For recurring moisture risk, the team rotates desiccant beds ahead of schedule and keeps storage humidity checked throughout the year, not just at peak production. For purity, extra rounds of silica and carbon treatment, and regular blank runs on filtration towers, pick up contaminants before they cause trouble. The solution for logistical snags—spoiled shipments, pressure-damaged drums—lies in container upgrades and staff retraining, not workaround paperwork or apology calls to customers.
Real-world success for customers means the work inside the plant often takes unsung forms: adjusting processing times for new end-uses, shipping in flexible lots sized to match research scale, or handling regulatory paperwork with fact-based transparency.
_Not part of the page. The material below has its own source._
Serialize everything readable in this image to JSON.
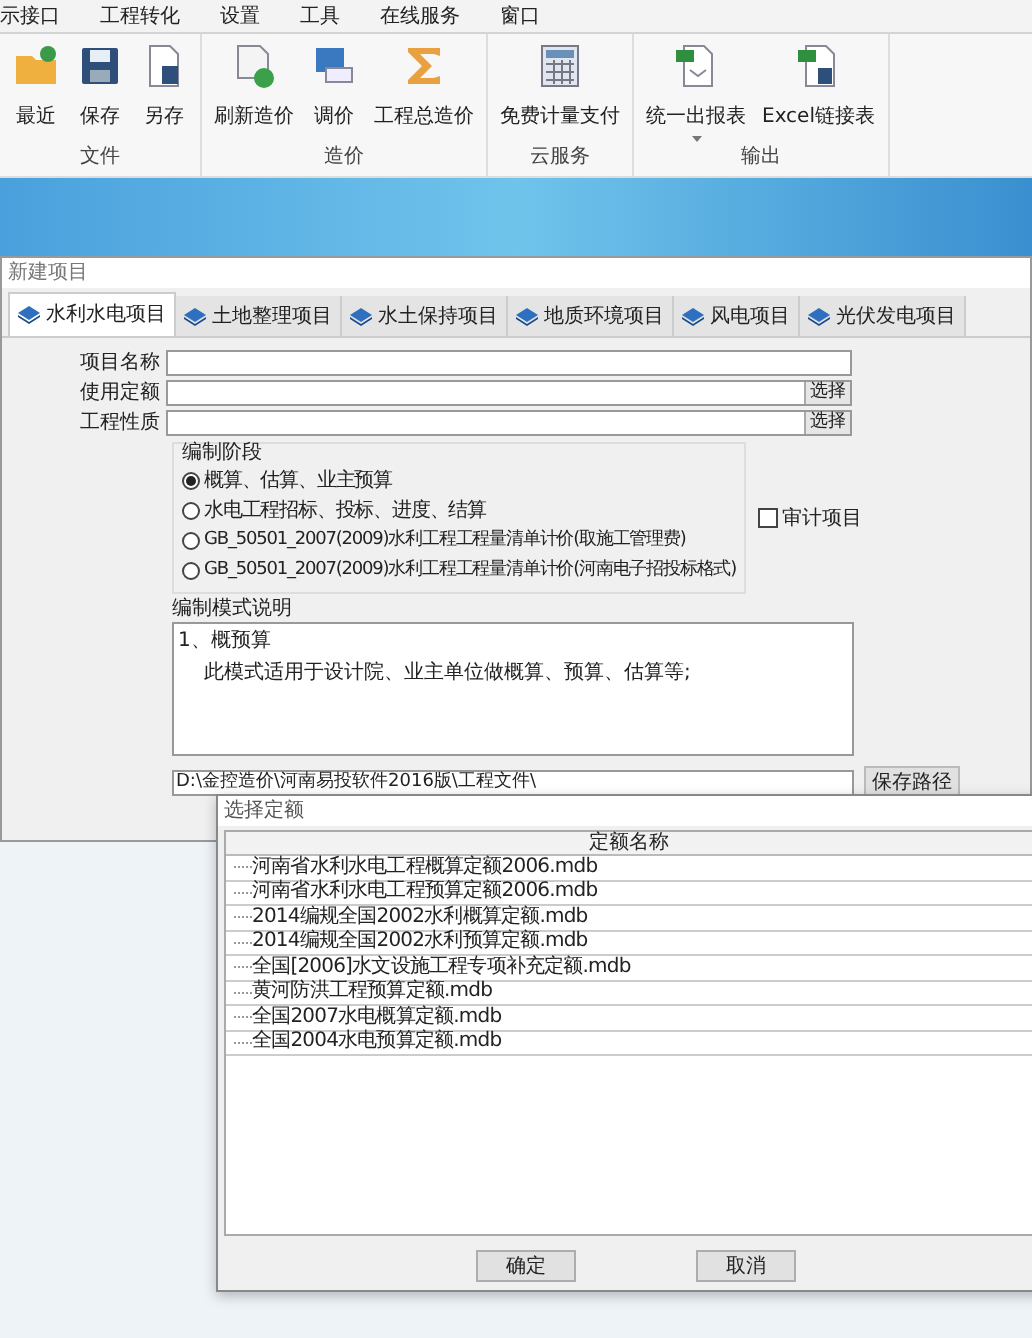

Practitioners outside the plant benefit as much from these routines as from the technical qualities of the product inside the drum.
In the push to improve processes and create value for downstream chemists and manufacturers, ionic liquids like [HMIM][PF6] stand as evidence that industrial chemistry can deliver safety, reproducibility, and utility without relying on outdated solvents or recipes. Efficiency and innovation blend best through hands-on experience and an open channel with those putting each batch to use.
We believe [HMIM][PF6] continues to earn its role in the labs, pilot plants, and full-scale operations of ever more demanding industries, not by chasing sales copy but by delivering trust built on real product experience, transparent quality, and a plant culture that never trades long-term reliability for short-term savings.